For those actually interested in the film, it has been cleanly transferred to disc, maintaining that hazy blue wash that blankets most of the visuals and the very loud sound design. But if one must sit through the feature, it would be advisable to do so only with the running commentary by Christian and production designer Patrick Tatopoulos. This isn’t so much because they impart terribly valuable insight; they are spirited enough speakers, but Tatopoulos has a tendency to get giggly (and how could he not, given the film on which he’s commenting), and Christian uses the “it’s supposed to be a comic strip” defense for the film way too many times, and with no further elaboration. What distinguishes the commentary is its unspecified special feature akin to the “Follow the white rabbit” option on the DVD for The Matrix . During certain scenes, a symbol appears, and when clicked, the viewer is taken to either behind-the-scenes B-roll footage of the corresponding scene or footage that shows the development of featured effects.
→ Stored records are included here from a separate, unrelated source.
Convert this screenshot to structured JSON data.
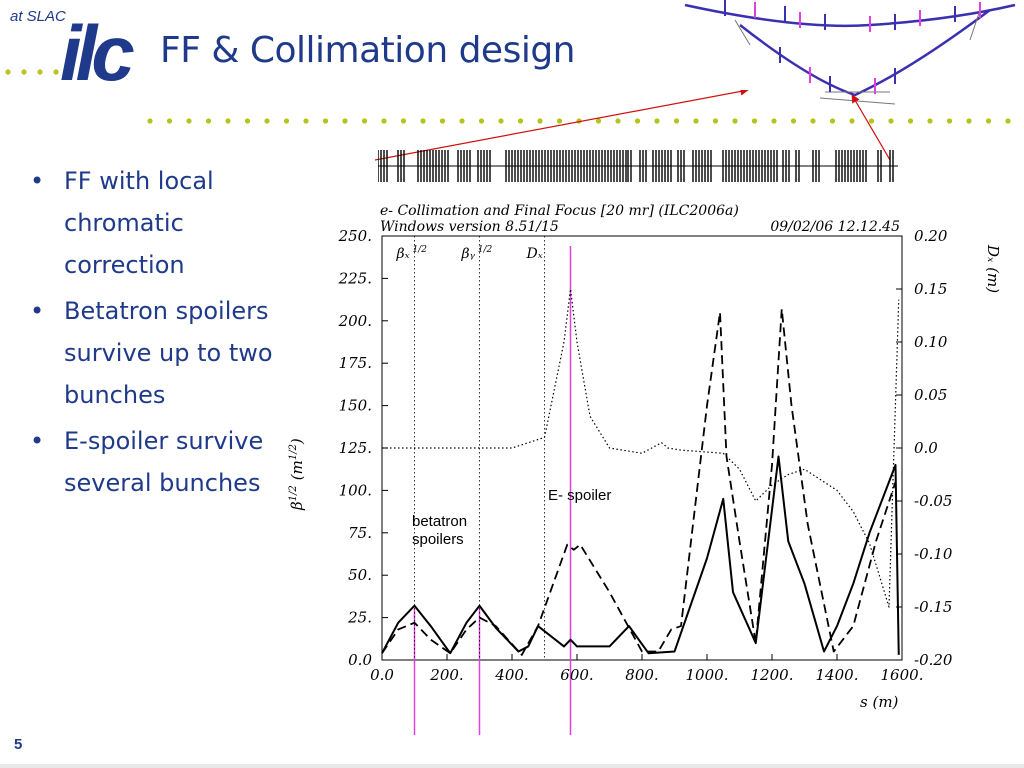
{
  "header": {
    "org": "at SLAC",
    "logo_text": "ilc",
    "title": "FF & Collimation design"
  },
  "bullets": [
    "FF with local chromatic correction",
    "Betatron spoilers survive up to two bunches",
    "E-spoiler survive several bunches"
  ],
  "page_number": "5",
  "colors": {
    "title": "#1f3a8a",
    "dot_green": "#b5c41a",
    "arrow": "#d01010",
    "marker": "#e040e0",
    "beamline": "#3a30b0"
  },
  "chart_data": {
    "type": "line",
    "header_line1": "e- Collimation and Final Focus [20 mr] (ILC2006a)",
    "header_line2": "Windows version 8.51/15",
    "header_date": "09/02/06  12.12.45",
    "xlabel": "s (m)",
    "ylabel_left": "β^{1/2}  (m^{1/2})",
    "ylabel_left_base": "β",
    "ylabel_left_sup": "1/2",
    "ylabel_left_unit": "(m",
    "ylabel_left_unit_sup": "1/2",
    "ylabel_left_close": ")",
    "ylabel_right": "Dₓ (m)",
    "xlim": [
      0,
      1600
    ],
    "ylim_left": [
      0,
      250
    ],
    "ylim_right": [
      -0.2,
      0.2
    ],
    "xticks": [
      "0.0",
      "200.",
      "400.",
      "600.",
      "800.",
      "1000.",
      "1200.",
      "1400.",
      "1600."
    ],
    "yticks_left": [
      "0.0",
      "25.",
      "50.",
      "75.",
      "100.",
      "125.",
      "150.",
      "175.",
      "200.",
      "225.",
      "250."
    ],
    "yticks_right": [
      "-0.20",
      "-0.15",
      "-0.10",
      "-0.05",
      "0.0",
      "0.05",
      "0.10",
      "0.15",
      "0.20"
    ],
    "legend": [
      {
        "label": "βₓ",
        "sup": "1/2",
        "style": "solid",
        "x": 100
      },
      {
        "label": "βᵧ",
        "sup": "1/2",
        "style": "dashed",
        "x": 300
      },
      {
        "label": "Dₓ",
        "sup": "",
        "style": "dotted",
        "x": 500
      }
    ],
    "series": [
      {
        "name": "βₓ^{1/2}",
        "style": "solid",
        "axis": "left",
        "x": [
          0,
          50,
          100,
          150,
          210,
          260,
          300,
          350,
          420,
          450,
          480,
          560,
          580,
          600,
          700,
          760,
          820,
          900,
          1000,
          1050,
          1080,
          1150,
          1220,
          1250,
          1300,
          1360,
          1400,
          1450,
          1500,
          1580,
          1590
        ],
        "y": [
          4,
          22,
          32,
          20,
          4,
          22,
          32,
          19,
          5,
          8,
          20,
          8,
          12,
          8,
          8,
          20,
          4,
          5,
          60,
          95,
          40,
          10,
          120,
          70,
          45,
          5,
          20,
          45,
          75,
          115,
          3
        ]
      },
      {
        "name": "βᵧ^{1/2}",
        "style": "dashed",
        "axis": "left",
        "x": [
          0,
          50,
          100,
          150,
          210,
          260,
          300,
          350,
          430,
          480,
          570,
          590,
          610,
          700,
          800,
          850,
          890,
          920,
          1000,
          1040,
          1060,
          1100,
          1150,
          1200,
          1230,
          1260,
          1310,
          1390,
          1450,
          1520,
          1580
        ],
        "y": [
          4,
          18,
          22,
          12,
          4,
          18,
          25,
          20,
          3,
          20,
          68,
          65,
          68,
          40,
          5,
          5,
          18,
          20,
          150,
          205,
          120,
          70,
          10,
          115,
          207,
          150,
          80,
          5,
          20,
          70,
          105
        ]
      },
      {
        "name": "Dₓ",
        "style": "dotted",
        "axis": "right",
        "x": [
          0,
          400,
          500,
          560,
          580,
          600,
          640,
          700,
          800,
          860,
          880,
          920,
          1050,
          1100,
          1150,
          1200,
          1250,
          1300,
          1350,
          1400,
          1450,
          1500,
          1560,
          1590
        ],
        "y": [
          0.0,
          0.0,
          0.01,
          0.1,
          0.15,
          0.1,
          0.03,
          0.0,
          -0.005,
          0.005,
          0.0,
          -0.002,
          -0.005,
          -0.02,
          -0.05,
          -0.035,
          -0.025,
          -0.02,
          -0.03,
          -0.04,
          -0.06,
          -0.09,
          -0.15,
          0.14
        ]
      }
    ],
    "markers": [
      100,
      300,
      580
    ],
    "annotations": [
      {
        "label": "E- spoiler"
      },
      {
        "label_line1": "betatron",
        "label_line2": "spoilers"
      }
    ]
  }
}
The behind-the-scenes footage is mostly useless, but the FX shots are interesting.
In addition to these embedded making-of bits (a couple of which are also hidden on the menus), there are three featurettes. One, “Evolution and Creation,” is about a half-hour long and was obviously designed for air on television for infotainment/promo purposes; the other two–one featuring Travolta’s makeup test for his role as the villainous alien Terl, the other focusing on visual effects work–are much shorter and appear to have been taken from the electronic press kit. All three provide some useful information though the real purpose is obviously to sell the picture. Better is a collection of storyboards for selected scenes; these aren’t navigable still images as on most DVDs, but rather edited-together and scored montages that ends each storyboard section with the completed scenes.
The other supplements on the disc are mostly the usual: theatrical trailers and TV spots and text cast and crew biographies. However, there is also a short written piece on the global popularity of the Hubbard novel; while blatantly self-congratulatory, it is also a nice capper to this well-assembled disc, if only because it at least gives some concrete justification for this execrable film’s existence.
Specifications: 2.35:1 anamorphic widescreen; English and French 5.1 Surround; English and French subtitles; English closed captioning.